Note: The number of .parquet files shown will be equal to what was passed to Sqoop with the -m parameter. This is the number of 'mappers' that Sqoop will use in its MapReduce jobs. It could also be thought of as the number of simultaneous connections to your database, or the number of disks / Data Nodes you want to spread the data across. So on a single-node you will just see one, but larger clusters will have a greater number of files.

Hive and Impala also allow you to create tables by defining a schema over existing files with 'CREATE EXTERNAL TABLE' statements, similar to traditional relational databases. But Sqoop already created these tables for us, so we can go ahead and query them.

We're going to use Hue's Impala app to query our tables. Hue provides a web-based interface for many of the tools in CDH and can be found on port 8888 of your Manager Node. In the QuickStart VM, the administrator username for Hue is 'cloudera' and the password is 'cloudera'.

Once you are inside of Hue, click on Query Editors, and open the Impala Query Editor.

To save time during queries, Impala does not poll constantly for metadata changes. So the first thing we must do is tell Impala that its metadata is out of date. Then we should see our tables show up, ready to be queried:

invalidate metadata;

show tables;

You can also click on the "Refresh Table List" icon on the left to see your new tables in the side menu.
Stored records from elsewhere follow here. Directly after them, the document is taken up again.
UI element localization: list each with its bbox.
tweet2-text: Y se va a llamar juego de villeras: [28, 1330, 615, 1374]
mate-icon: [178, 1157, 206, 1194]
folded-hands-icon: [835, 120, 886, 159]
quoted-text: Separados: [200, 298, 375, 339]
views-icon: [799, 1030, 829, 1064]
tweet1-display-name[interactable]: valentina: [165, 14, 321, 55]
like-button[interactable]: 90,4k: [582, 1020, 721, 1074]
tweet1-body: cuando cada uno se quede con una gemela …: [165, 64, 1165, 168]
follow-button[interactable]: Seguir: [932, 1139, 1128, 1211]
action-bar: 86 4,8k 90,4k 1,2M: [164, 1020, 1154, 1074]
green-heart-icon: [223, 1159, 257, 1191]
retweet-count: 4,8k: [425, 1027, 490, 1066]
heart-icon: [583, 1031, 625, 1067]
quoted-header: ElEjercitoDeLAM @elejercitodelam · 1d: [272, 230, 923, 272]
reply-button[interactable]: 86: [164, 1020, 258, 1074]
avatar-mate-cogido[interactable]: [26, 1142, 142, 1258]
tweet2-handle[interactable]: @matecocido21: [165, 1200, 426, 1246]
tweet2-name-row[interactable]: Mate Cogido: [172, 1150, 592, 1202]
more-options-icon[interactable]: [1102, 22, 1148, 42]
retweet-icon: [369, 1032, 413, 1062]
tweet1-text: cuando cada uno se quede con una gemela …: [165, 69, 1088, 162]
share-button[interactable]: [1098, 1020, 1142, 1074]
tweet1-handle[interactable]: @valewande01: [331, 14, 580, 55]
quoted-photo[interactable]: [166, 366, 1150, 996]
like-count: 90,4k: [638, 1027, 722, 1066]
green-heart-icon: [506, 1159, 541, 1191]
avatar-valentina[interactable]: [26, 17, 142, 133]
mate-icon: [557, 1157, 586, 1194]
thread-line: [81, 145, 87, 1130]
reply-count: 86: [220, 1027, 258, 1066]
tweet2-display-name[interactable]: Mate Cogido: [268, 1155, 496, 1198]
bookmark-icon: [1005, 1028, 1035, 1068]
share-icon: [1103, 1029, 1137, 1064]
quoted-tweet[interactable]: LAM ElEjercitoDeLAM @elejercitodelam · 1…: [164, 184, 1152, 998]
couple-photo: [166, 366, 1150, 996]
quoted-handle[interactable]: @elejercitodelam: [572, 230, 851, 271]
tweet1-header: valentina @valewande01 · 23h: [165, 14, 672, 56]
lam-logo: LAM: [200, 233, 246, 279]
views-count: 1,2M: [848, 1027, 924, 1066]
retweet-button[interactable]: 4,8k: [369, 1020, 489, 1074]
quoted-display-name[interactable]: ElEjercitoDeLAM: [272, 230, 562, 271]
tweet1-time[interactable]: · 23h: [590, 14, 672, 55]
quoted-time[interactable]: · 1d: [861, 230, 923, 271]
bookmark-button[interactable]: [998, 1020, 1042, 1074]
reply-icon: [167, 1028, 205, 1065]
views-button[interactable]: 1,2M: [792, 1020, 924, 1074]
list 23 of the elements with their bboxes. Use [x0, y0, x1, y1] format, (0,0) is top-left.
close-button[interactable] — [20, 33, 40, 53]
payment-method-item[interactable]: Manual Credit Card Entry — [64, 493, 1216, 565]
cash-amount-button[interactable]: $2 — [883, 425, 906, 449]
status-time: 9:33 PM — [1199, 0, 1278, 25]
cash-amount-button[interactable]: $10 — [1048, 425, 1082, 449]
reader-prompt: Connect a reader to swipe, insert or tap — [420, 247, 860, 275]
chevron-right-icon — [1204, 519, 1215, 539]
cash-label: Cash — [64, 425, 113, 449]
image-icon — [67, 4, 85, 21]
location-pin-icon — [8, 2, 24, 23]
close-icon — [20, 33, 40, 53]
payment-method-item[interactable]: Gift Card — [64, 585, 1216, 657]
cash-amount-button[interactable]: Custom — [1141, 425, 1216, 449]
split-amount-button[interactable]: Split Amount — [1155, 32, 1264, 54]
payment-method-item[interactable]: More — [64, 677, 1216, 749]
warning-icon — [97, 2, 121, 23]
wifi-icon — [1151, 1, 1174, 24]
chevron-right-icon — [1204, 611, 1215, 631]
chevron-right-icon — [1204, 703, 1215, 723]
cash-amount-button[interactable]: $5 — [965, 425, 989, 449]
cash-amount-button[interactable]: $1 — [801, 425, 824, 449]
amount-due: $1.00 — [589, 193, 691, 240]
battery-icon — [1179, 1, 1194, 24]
Now that your transaction data is readily available for structured queries in CDH, it's time to address DataCo's business question. Copy and paste or type in the following standard SQL example queries for calculating total revenue per product and showing the top 10 revenue generating products:

-- Most popular product categories
select c.category_name, count(order_item_quantity) as count
from order_items oi
inner join products p on oi.order_item_product_id = p.product_id
inner join categories c on c.category_id = p.product_category_id
group by c.category_name
order by count desc
limit 10;

You should see results of the following form:

Clear out the previous query, and replace it with the following:

-- top 10 revenue generating products
select p.product_id, p.product_name, r.revenue
from products p inner join
(select oi.order_item_product_id, sum(cast(oi.order_item_subtotal as float)) as revenue
from order_items oi inner join orders o
on oi.order_item_order_id = o.order_id
where o.order_status <> 'CANCELED'
and o.order_status <> 'SUSPECTED_FRAUD'
group by order_item_product_id) r
on p.product_id = r.order_item_product_id
order by r.revenue desc
limit 10;

You should see results similar to this:

You may notice that we told Sqoop to import the data into Hive but used Impala to query the data. This is because Hive and Impala can share both data files and the table metadata. Hive works by compiling SQL queries into MapReduce jobs, which makes it very flexible, whereas Impala executes queries itself and is built from the ground up to be as fast as possible, which makes it better for interactive analysis. We'll use Hive later for an ETL (extract-transform-load) workload.

Conclusion:

Now that you have gone through the first basic steps to Sqoop structured data into HDFS, transform it into Parquet file format, and create hive tables for use when you query this data.

You have also learned how to query tables using Impala and that you can use regular interfaces and tools (such as SQL) within a Hadoop environment as well. The idea here being that you can do the same reports you usually do, but where the architecture of Hadoop vs traditional systems provides much larger scale and flexibility.